Neural Network Representation Control: Gaussian Isolation Machines and CVC Regularization
Amit, Guy, Rosenberg, Ishai, Levy, Moshe, Bitton, Ron, Shabtai, Asaf, Elovici, Yuval
In many cases, neural network classifiers are likely to be exposed to input data that is outside of their training distribution data. Samples from outside the distribution may be classified as an existing class with high probability by softmax-based classifiers; such incorrect classifications affect the performance of the classifiers and the applications/systems that depend on them. Previous research aimed at distinguishing training distribution data from out-of-distribution data (OOD) has proposed detectors that are external to the classification method.
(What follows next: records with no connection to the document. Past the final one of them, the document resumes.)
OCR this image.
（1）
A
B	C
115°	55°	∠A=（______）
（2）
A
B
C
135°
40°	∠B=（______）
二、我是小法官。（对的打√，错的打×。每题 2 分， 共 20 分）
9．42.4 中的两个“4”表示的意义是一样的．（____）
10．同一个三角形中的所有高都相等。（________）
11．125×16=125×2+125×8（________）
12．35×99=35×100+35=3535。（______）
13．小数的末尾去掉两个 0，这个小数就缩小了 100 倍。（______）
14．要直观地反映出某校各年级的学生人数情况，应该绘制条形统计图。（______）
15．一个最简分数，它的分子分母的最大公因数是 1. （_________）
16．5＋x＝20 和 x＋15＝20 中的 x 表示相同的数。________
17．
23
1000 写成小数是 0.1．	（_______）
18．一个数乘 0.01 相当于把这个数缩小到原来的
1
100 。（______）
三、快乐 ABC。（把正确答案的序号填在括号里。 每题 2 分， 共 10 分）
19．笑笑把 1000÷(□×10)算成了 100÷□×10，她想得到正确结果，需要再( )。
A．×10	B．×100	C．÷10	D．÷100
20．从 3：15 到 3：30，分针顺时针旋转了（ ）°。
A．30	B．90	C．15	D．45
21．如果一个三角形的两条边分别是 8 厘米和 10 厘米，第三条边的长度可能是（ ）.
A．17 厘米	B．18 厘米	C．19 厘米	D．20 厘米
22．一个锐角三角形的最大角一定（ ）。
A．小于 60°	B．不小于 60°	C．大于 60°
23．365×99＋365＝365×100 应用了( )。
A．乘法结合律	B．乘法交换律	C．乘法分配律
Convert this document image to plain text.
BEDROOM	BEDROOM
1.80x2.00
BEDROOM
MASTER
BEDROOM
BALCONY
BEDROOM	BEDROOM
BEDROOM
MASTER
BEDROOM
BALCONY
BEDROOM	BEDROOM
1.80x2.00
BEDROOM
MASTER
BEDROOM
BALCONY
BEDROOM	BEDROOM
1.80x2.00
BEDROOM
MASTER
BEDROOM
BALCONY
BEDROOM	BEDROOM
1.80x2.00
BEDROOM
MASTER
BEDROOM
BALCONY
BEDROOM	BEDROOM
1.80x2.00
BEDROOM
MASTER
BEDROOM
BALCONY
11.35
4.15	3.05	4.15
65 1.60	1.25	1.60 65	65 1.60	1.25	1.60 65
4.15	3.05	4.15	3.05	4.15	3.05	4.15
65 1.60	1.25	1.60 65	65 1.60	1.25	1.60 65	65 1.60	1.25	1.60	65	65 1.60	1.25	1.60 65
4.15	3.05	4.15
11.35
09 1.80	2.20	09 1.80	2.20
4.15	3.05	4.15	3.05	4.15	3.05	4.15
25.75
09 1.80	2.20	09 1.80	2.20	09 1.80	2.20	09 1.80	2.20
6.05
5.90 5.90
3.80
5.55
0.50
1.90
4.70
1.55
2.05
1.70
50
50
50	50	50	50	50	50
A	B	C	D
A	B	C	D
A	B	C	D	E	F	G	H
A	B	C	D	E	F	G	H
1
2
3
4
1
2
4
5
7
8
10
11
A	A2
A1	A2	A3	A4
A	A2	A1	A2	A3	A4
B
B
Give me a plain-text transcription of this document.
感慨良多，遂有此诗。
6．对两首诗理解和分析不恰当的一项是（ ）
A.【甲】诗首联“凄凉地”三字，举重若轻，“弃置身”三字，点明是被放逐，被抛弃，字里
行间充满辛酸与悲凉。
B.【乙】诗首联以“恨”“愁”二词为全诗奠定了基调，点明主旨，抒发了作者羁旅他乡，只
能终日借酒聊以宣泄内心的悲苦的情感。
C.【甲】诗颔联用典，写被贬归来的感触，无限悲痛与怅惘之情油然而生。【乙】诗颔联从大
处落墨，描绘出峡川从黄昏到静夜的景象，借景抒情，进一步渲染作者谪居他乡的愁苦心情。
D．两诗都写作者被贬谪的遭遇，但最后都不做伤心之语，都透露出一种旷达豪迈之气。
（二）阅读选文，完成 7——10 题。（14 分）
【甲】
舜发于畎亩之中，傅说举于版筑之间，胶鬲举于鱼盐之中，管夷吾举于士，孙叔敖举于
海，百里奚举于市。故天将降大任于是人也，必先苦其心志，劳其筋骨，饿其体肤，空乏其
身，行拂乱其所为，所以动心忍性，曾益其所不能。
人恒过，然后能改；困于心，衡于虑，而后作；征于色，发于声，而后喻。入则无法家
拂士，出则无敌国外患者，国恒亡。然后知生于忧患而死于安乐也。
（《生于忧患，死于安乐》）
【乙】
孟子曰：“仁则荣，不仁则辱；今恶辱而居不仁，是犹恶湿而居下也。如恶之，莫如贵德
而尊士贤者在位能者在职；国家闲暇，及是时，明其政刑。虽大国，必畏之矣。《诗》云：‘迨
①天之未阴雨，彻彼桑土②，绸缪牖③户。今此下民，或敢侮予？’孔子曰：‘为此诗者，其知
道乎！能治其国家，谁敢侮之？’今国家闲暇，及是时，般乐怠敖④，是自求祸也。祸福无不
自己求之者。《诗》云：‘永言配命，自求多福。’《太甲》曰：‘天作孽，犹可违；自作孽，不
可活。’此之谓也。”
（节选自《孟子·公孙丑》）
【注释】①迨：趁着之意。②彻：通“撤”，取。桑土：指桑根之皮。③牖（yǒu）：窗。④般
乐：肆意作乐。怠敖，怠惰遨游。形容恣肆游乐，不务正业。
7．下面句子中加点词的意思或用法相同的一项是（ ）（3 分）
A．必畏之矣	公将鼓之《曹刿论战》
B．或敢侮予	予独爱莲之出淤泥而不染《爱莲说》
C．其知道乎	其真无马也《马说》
We present Gaussian isolation machine (GIM), a novel hybrid (generative-discriminative) classifier aimed at solving the problem arising when OOD data is encountered. The GIM is based on a neural network and utilizes a new loss function that imposes a distribution on each of the trained classes in the neural network's output space, which can be approximated by a Gaussian. The proposed GIM's novelty lies in its discriminative performance and generative capabilities, a combination of characteristics not usually seen in a single classifier. The GIM achieves state-of-the-art classification results on image recognition and sentiment analysis benchmarking datasets and can also deal with OOD inputs. We also demonstrate the benefits of incorporating part of the GIM's loss function into standard neural networks as a regularization method.